The Alperts were also struck by how many Modest Needs grant recipients -- 68 percent, Taylor said -- turned around and became donors to the organization, Sebastian said.
"That was extremely exciting to us because that was something we found to be very powerful," she said.
Ribble is among those rebound donors: Despite his poverty, he donates $5 a month to help others through Modest Needs.

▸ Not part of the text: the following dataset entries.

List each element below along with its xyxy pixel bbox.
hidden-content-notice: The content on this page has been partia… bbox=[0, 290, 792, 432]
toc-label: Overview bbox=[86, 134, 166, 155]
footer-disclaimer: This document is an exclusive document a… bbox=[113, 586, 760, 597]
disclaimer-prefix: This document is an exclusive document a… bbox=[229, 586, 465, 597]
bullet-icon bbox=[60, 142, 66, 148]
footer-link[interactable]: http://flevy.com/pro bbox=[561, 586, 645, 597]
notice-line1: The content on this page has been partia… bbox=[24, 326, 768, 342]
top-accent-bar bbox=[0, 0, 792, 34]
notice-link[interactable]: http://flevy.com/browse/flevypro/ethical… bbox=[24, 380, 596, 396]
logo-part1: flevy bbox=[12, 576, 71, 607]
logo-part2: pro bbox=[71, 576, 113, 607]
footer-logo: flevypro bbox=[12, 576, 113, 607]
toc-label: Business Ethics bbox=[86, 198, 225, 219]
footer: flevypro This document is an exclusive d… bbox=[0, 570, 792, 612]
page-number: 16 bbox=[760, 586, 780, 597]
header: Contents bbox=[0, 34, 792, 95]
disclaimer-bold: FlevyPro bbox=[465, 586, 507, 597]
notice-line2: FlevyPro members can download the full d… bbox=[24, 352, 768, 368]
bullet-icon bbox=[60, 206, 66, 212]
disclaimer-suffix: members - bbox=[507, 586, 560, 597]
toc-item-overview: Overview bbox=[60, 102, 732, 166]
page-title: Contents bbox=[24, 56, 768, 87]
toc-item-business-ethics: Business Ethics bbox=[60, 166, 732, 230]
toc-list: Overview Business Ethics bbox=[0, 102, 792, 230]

Editor's note: In the first six hours after this story was published on CNN.com, Modest Needs Foundation had set records by receiving $54,413 in individual donations and distributing $42,000 to fulfill 57 requests, CEO Keith Taylor told CNN. The donors "all came from CNN," he said. "Literally all of them." All the donations will be multiplied by matching gifts, he noted. "This is like the greatest day we've had in forever," Taylor said. "We are having so much fun. ... Everybody is just happy, happy, happy. ... If we can keep it going for just another four or five hours, we will have not just our biggest day in history but we'll have one that won't be beaten for a long time, and a lot of people will get the help they need."